Surrender. When we think of the word surrender, it does not typically conjure up positive feelings.
Surrender – verb. To cease resistance to an enemy or opponent and submit to their authority.
“over 140 rebels surrendered to the authorities.”
Synonyms include: capitulate, give in, give (oneself) up, give way, yield, concede (defeat), submit, climb down, back down, cave in, relent, and my personal favorite, crumble.
As children, we are taught to keep trying, or never give up. And as adults, instilling perseverance in our children is important for many us. Indeed, the grit to keep going leads to success in many facets of life. So we dig in. We push through. We fight and claw our way toward the goal until, in some cases – we break.
The question then becomes, when do we charge on and when do we submit?

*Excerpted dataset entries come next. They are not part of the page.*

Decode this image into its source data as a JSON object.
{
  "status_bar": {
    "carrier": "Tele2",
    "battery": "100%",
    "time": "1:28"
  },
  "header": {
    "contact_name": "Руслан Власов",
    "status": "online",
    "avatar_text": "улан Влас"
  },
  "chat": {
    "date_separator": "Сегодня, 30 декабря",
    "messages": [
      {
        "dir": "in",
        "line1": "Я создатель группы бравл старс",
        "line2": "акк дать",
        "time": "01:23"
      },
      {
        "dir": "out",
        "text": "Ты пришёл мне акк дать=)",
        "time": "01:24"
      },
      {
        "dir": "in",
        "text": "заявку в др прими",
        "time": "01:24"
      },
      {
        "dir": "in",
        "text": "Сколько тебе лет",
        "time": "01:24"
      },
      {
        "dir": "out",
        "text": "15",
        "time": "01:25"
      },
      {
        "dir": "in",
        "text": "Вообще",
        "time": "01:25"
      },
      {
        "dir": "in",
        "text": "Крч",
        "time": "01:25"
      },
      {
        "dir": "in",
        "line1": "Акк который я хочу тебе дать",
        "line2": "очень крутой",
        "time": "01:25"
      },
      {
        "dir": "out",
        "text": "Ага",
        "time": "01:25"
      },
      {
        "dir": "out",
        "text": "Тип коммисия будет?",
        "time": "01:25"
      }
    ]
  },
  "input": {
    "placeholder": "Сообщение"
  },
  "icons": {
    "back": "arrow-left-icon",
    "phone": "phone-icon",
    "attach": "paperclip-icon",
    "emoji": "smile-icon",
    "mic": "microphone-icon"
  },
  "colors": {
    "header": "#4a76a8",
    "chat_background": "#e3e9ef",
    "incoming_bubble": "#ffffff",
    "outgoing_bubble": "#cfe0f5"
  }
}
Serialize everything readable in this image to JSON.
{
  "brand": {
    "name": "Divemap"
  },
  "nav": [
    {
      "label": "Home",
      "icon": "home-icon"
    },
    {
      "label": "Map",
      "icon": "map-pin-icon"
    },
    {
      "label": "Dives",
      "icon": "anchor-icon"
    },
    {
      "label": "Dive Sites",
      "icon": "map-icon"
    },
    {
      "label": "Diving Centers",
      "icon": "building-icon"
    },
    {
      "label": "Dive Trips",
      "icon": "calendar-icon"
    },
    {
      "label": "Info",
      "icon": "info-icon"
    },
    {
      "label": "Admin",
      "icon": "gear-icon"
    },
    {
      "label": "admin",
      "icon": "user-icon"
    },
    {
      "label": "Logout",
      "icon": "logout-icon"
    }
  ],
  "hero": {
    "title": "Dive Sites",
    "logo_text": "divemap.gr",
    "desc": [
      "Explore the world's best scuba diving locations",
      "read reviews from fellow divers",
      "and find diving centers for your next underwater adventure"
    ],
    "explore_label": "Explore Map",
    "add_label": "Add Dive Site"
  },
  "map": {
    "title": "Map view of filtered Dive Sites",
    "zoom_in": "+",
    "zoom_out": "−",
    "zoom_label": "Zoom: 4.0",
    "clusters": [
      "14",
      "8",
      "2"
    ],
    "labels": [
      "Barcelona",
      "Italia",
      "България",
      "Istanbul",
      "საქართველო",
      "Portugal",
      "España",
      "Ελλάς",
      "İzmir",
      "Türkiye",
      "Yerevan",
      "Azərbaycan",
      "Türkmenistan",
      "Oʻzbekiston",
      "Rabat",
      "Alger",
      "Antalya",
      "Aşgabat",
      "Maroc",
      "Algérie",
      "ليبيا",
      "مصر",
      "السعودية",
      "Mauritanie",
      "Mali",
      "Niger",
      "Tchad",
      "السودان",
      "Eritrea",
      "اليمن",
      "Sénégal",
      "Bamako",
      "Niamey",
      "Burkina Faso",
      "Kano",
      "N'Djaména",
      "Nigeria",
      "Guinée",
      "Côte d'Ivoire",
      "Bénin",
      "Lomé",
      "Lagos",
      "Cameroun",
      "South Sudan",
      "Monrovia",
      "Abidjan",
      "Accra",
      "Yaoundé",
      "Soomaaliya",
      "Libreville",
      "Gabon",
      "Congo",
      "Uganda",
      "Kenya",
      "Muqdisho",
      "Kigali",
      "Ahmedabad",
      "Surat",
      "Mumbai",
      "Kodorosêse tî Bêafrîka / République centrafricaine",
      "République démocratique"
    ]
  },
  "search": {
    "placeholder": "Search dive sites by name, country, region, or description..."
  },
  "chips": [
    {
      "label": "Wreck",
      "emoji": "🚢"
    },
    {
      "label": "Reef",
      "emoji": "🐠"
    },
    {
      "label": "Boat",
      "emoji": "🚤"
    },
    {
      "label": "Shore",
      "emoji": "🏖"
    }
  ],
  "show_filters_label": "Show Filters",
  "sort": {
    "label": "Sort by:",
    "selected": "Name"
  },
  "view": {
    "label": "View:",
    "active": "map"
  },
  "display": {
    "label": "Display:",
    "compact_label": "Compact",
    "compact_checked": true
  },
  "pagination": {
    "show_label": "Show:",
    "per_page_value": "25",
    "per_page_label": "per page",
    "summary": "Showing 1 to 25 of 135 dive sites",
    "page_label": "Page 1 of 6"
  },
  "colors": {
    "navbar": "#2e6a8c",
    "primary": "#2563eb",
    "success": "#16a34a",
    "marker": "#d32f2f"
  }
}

I am standing on the edge of my 33rd year and feeling reflective. Looking back I can see how certain words have defined the decades of my life. For example, in my early 20’s I was driven by happiness which in turn led me to vulnerability. And as I look ahead I see seven short years filled with the unknown until I am 40 – years that will bring new adventures and even more certainly, new challenges. My children will continue to grow just as my marriage will, and with that growth, there will inevitably be growing pains.
What’s notable about this reflection, is that I am a go-getter. I possess drive. And. I. Push. Through. However, grit is not the word that my gut tells me will guide this decade. It’s surrender. It’s a relatively new concept for me. I only became aware of the beneficial effects of surrendering yourself when I was preparing for the birth of my second child. I had had a difficult first labor and delivery, as most first-time mothers do, and went all in for the preparation of my second delivery.
Surrender during my second delivery
The focus was giving myself over to the process. Letting go and trusting my body to perform as it should. And having faith in the outcome. I did all of the above, and it was magical. We came out of the other side, Madonna and child – not in the way of the divine. But rather full of the peace and purity. I began my 30s with an of an arrogant sense of my ability to surrender as result of that experience.
In the three years that have followed, however, I have done everything but surrender. I’ve gone head to head with that sweet child, who is full of more grit than her small body can contain. I have trudged through the long and lonely days and nights of solo parenting as my husband sculpts a young business, our future, out of nothing (while foraging my own). And I have brought into this world another sweet soul, as our family expanded; only this time there was no surrender.
There was control, fight, fear, and in the end – I broke. There is a point during my labor to which I keep going back. I sat in frustration on my birthing ball during a fleeting moment between contractions. A moment I should have enjoyed and relished in as it’s those islands of refuge during labor that get us through. Instead, I was frustrated and reeling. They (contractions) were coming too fast. My husband kneeled down to my spot on the birthing ball, eye to eye, and exasperatedly asked: “What is it you keep trying to do? What do you need to be done?” All I could muster was, “I’m not ready.”
In trying to own and control it, I lost my power
I clung desperately to control during that labor without avail. Life kept coming. I simply came out the other side – exhausted with my body showing signs of intense stress (not experienced after either of my other deliveries). Moreover, I was disappointed. How had I let this last birthing experience slip through my fingers? How did I not get my magic? In trying to own and control it, I lost my power, and it saddened me. I’ve gone back to that labor many times over the last four months. And as I introspectively prepare to start a fresh year, I commit myself to surrender. Or rather learning the art of submission, as that’s what it is.
Let go and trust
It’s the wisdom and grace to know when to relinquish control and the faith in the outcome, and I am far from being a master. I share this with you because I think we all benefit from learning the art of surrender. Motherhood, life, and marriage require significant strength. We will be presented with moments with which we don’t feel ready. Or we will look ahead longingly to what is not yet our reality.
It’s those moments, in my humble opinion that we let go and trust. Let us remember that these endeavors are marathons, and conserving our force is vital. There will be times when it’s all crashing against us, and we struggle with a fierceness to break the surface. When in truth, if we stop treading water long enough to allow the water to wash over and soothe our spirits our power for all of it is immeasurable.